Durante a sessão, três mulheres foram agraciadas com o Certificado de Sustentabilidade, concedido por excelência em práticas sustentáveis e compromisso com a preservação do Cerrado: Lucely Pio, Maria de Jesus Bringelo (Dona Dijé) e Florentina Pereira dos Santos (Dona Flor do Moinho).

Um processo formativo que ecoa no Parlamento

A Tribuna “Mulheres Líderes pela Conservação do Cerrado” é parte do Curso de Formação em Liderança para Mulheres na Conservação do Cerrado, programa realizado pela Ecoa com apoio do Fundo de Parceria para Ecossistemas Críticos (CEPF) e do Instituto Internacional de Educação do Brasil (IEB).

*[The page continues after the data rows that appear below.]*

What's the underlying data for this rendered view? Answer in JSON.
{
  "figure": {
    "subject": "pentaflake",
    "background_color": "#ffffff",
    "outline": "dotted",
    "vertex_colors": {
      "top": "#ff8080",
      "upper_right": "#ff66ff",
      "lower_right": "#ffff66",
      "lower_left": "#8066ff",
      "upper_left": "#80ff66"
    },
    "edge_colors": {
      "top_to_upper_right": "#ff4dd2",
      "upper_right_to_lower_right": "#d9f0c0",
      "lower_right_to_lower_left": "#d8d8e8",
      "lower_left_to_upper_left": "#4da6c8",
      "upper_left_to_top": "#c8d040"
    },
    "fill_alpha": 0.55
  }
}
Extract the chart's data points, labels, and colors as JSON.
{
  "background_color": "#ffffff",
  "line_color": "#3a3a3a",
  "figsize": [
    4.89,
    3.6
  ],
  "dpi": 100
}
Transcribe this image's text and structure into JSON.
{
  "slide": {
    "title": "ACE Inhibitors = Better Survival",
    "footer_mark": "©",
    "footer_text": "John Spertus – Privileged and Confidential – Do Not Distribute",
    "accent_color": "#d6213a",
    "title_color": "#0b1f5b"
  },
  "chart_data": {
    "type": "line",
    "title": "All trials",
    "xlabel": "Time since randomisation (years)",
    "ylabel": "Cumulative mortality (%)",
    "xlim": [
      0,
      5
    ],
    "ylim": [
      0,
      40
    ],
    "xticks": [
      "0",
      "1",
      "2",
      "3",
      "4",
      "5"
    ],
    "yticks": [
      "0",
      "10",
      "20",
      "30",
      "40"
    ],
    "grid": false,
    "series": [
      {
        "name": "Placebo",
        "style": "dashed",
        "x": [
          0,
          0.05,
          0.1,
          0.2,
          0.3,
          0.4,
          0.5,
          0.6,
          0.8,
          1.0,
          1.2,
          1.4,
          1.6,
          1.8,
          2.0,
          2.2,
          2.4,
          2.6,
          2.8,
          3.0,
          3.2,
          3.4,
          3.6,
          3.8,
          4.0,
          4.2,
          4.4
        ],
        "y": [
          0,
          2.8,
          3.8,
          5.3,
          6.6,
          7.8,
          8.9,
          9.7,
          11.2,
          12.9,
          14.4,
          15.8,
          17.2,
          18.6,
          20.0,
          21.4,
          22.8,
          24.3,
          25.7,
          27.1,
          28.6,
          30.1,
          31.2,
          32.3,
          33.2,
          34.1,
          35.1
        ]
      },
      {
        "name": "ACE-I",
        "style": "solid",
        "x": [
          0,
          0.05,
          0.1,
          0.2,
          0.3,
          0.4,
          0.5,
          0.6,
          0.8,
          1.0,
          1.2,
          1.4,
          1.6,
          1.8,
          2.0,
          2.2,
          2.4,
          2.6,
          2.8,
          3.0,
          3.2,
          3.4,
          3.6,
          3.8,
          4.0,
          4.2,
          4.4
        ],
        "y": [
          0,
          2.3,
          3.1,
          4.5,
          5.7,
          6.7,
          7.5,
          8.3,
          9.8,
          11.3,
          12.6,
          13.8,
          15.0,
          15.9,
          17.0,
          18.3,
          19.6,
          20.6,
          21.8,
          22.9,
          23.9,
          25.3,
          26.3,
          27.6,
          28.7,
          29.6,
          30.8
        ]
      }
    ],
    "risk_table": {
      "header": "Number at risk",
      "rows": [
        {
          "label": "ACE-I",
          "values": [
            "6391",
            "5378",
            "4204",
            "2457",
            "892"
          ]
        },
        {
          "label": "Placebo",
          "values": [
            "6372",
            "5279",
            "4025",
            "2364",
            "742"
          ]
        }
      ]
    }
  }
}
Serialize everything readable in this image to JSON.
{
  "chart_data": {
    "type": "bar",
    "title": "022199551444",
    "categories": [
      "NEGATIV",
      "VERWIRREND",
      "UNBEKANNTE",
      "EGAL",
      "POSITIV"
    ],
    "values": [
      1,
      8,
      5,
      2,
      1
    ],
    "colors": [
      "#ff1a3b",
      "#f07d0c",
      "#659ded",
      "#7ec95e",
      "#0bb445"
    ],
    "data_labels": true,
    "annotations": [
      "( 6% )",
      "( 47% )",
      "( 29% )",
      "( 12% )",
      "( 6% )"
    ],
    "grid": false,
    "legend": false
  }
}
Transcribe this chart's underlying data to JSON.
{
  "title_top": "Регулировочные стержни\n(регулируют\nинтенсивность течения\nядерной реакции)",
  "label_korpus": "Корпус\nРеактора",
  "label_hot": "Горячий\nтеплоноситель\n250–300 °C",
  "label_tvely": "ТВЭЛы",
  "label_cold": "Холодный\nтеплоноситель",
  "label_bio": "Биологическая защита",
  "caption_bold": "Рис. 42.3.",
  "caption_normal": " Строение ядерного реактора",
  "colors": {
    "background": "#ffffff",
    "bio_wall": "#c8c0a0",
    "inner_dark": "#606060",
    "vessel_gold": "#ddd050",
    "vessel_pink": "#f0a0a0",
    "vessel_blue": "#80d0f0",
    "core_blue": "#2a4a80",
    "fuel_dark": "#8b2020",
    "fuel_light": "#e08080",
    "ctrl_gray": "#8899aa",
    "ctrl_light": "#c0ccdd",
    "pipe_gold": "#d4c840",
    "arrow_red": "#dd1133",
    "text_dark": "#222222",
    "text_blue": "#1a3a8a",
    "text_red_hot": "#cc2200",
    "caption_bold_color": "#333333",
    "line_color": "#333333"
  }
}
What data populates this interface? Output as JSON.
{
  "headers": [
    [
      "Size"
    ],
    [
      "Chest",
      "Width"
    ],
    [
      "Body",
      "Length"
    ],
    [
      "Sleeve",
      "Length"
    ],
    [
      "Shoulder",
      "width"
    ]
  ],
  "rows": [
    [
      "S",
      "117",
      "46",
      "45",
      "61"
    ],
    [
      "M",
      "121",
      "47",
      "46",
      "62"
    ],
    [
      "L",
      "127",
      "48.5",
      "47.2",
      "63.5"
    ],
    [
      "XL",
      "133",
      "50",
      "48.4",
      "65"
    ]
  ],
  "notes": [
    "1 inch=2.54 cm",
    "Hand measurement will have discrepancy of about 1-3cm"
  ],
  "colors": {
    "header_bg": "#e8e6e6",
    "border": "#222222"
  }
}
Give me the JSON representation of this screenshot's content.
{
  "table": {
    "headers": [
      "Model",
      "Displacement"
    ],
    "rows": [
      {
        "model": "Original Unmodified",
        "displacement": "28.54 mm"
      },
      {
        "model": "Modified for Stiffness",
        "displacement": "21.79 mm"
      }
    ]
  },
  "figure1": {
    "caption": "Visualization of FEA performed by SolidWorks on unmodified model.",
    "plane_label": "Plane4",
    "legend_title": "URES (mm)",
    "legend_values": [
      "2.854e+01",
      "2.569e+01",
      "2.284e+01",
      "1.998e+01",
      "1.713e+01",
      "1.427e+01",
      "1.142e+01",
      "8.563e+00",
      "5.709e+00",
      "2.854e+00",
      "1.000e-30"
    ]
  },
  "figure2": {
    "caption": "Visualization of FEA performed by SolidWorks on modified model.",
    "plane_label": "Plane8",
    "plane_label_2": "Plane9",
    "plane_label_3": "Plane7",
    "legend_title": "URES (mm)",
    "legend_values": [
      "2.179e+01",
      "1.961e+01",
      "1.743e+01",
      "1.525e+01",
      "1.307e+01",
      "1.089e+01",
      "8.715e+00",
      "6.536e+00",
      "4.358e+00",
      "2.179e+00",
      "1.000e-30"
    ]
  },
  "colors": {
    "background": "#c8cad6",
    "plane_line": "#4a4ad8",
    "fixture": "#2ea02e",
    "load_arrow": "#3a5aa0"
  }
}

Para a coordenadora do projeto e presidenta da Ecoa, Nathalia Ziowkowski:

“A ocupação deste espaço, no Congresso Nacional, permitiu-nos compreender melhor a relevância da liderança das mulheres e o significado de sua atuação nas instâncias do poder público. Foi um exercício de aproximação e entendimento sobre o funcionamento do poder legislativo e sobre o impacto direto que a presença das mulheres no Congresso Nacional brasileiro exerce em nossas pautas e em nossas vidas. Fortalecer a participação política das mulheres em nossa sociedade é uma necessidade urgente”.

A iniciativa faz parte de um esforço internacional para fortalecer a igualdade de gênero em regiões de biodiversidade crítica — como os Andes Tropicais, o Cerrado e a Indo-Birmânia —, onde o avanço da conservação ambiental está diretamente ligado ao protagonismo das mulheres.

Fundo de Parceria para Ecossistemas Críticos é uma iniciativa conjunta da Agência Francesa de Desenvolvimento, da Conservação Internacional, da União Europeia, da Fundação Hans Wilsdorf, do Fundo Global para o Meio Ambiente, do Governo do Canadá, do Governo do Japão e do Banco Mundial. Uma meta fundamental é garantir que a sociedade civil esteja envolvida com a conservação da biodiversidade.